Kiedy będą wybory? Prezydent zabrał głos
Andrzej Duda skomentował pojawienie się na Białorusi Grupy Wagnera i Jewgienija Prigożyna. Jak podkreślił, choć nie widzi potrzeby wprowadzenia stanu wyjątkowego w Polsce, zagrożenie wzrosło, a ostatnie ruchy na wschodzie "mają ogromne znaczenie dla NATO". Był także pytany o datę jesiennych wyborów.
30.06.2023 | aktual.: 30.06.2023 08:50
Zalogowani mogą więcej
Możesz zapisać ten artykuł na później. Znajdziesz go potem na swoim koncie użytkownika
Rozmowa Bogdana Rymanowskiego z prezydentem rozpoczęła się od pytania o datę jesiennych wyborów. Prezydent nie chciał odpowiedzieć, czy będzie to 15 października. - Jest bardzo duże prawdopodobieństwo, że będzie to październik. To ładna data, to prawda. Nie przesadzałbym, że będzie sprzyjała władzy. Nie ma jeszcze tej decyzji - mówił prezydent, podkreślając, że i tak "kampania prowadzona jest od dawna".

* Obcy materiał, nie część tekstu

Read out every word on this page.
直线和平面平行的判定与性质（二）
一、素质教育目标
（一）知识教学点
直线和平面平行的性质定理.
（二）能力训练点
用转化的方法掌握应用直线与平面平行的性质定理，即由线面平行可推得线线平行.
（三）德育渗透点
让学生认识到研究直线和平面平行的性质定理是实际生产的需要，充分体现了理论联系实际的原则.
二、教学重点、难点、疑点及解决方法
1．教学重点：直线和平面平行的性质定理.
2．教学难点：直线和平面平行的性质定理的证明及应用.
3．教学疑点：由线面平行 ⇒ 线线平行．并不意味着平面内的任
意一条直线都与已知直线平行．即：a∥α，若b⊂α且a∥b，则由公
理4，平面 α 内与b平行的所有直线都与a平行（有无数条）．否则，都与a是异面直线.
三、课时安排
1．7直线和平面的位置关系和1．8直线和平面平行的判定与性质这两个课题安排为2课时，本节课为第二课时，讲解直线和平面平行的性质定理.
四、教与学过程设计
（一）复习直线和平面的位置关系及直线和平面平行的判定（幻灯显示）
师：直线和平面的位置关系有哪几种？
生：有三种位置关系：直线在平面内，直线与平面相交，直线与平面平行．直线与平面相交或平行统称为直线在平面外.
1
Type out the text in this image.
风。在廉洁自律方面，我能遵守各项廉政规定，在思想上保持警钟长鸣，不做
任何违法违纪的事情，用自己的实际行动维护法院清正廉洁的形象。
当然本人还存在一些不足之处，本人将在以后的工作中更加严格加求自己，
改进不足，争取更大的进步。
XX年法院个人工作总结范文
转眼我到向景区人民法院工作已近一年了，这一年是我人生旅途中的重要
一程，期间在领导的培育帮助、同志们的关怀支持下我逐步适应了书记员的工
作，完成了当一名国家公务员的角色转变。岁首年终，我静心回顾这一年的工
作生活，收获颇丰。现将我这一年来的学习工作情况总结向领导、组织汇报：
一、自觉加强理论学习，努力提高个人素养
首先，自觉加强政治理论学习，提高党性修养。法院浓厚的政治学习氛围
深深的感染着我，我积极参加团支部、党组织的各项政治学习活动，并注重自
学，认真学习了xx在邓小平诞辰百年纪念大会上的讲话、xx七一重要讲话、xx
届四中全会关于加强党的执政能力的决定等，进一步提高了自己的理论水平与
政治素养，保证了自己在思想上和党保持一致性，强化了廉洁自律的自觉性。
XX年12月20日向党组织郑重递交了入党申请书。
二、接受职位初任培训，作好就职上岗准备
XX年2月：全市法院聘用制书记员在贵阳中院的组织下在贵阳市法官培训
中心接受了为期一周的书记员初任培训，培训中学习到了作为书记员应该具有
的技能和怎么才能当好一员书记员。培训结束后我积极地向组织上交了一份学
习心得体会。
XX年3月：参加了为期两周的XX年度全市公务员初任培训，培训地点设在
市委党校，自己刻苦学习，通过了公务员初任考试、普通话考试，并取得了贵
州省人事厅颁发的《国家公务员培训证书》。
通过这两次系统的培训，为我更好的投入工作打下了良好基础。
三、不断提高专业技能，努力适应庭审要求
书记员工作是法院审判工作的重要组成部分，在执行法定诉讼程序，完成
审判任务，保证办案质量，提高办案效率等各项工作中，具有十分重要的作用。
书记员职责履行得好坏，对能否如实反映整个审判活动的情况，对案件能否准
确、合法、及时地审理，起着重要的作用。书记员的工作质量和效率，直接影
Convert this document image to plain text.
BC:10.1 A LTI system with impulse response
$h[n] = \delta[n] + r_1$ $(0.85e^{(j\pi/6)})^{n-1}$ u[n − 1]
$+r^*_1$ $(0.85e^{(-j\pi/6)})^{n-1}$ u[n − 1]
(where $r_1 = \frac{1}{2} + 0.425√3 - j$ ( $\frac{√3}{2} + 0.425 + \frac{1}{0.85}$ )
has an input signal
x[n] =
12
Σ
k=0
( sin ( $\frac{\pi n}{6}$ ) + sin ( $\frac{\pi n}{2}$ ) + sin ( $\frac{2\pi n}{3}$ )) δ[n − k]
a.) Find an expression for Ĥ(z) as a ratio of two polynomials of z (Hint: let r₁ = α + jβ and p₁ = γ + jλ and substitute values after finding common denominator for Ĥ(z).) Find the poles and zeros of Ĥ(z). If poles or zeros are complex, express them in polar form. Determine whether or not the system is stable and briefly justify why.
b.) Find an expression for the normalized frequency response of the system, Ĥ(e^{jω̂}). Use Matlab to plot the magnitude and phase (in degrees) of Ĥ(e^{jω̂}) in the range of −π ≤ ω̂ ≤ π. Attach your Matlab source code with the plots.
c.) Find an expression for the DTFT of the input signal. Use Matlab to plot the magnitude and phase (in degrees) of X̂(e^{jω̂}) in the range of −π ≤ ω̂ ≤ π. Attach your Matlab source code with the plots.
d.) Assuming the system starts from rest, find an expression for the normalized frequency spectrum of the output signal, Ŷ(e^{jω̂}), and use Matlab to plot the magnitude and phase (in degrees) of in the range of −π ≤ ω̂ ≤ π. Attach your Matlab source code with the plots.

Wagnerowcy na Białorusi. Prezydent Duda zabiera głos
Prezydent był pytany, czy możliwe jest wprowadzenie stanu wyjątkowego ze względu na obecność Grupy Wagnera na Białorusi. - Na dziś nie widzę żadnych powodów. Mamy elementy kampanii wyborczej i jacyś politycy próbują to rozgrywać, straszyć stanem wyjątkowym, nie wiadomo czym - mówił prezydent, podkreślając, że ostatnie zagrożenia "mają ogromne znaczenie dla NATO".
Bogdan Rymanowski dopytywał, czy możliwa będzie sytuacja, że wagnerowcy będą "wypychać przez granicę" osoby, które chcą dostać się do Unii Europejskiej. - Oczywiście, że możemy wyobrazić sobie taką sytuację - odpowiedział prezydent. - Jeśli będzie rzeczywiście tak, że najemnicy Grupy Wagnera znajdą się na Białorusi, to znakiem zapytania jest do jakich celów zostaną wykorzystani. To pytanie stawia sobie dziś NATO i o tym m. in. dyskutowaliśmy w Hadze - podkreślał Duda, zaznaczając, że rozpatrywany jest także scenariusz zmiany władzy w Rosji.
Dalsza część artykułu pod materiałem wideo
Andrzej Duda odpowiada na zarzuty ks. Isakowicza Zaleskiego
Prezydent pytany był także o swoją wizytę w Kijowie i ostrą krytykę ks. Isakowicza-Zaleskiego. "Wyluzowany i uśmiechnięty Andrzej Duda odbył kolejną wycieczkę na Ukrainę na koszt podatnika. Jednak znów nie miał odwagi zapalić znicz i pomodlić się nad 'dołami śmierci'" - pisał w mediach społecznościowych o rzezi wołyńskiej Isakowicz-Zaleski, zarzucając prezydentowi "hipokryzję".
- Wolałbym, że ks. Isakowicz-Zaleski zajmował się tym, czym zajmuje się ksiądz. Wolałbym, żeby nie zajmował się polityką - odpowiadał stanowczo Duda. - Prowadzimy spokojną politykę, nie biegania z widłami, tylko politykę spokojnego szukania porozumienia ws. trudnych historycznie, które liczą sobie wiele dziesięcioleci, bardzo skomplikowane i niezwykle bolesne dla istotnej grupy rodaków - dodawał.
Prezydent dodawał, że jest przekonany, że jest to "rozumiane przez obecne władze Ukrainy, z czym poprzednio były problemy". - Ostatnim elementem, którego bym chciał, jest jakaś próba podsycania nienawiści pomiędzy naszymi narodami, a ja tak to odbieram. Są kraje, które by chciały, żeby do czegoś takiego doprowadzić - mówił prezydent.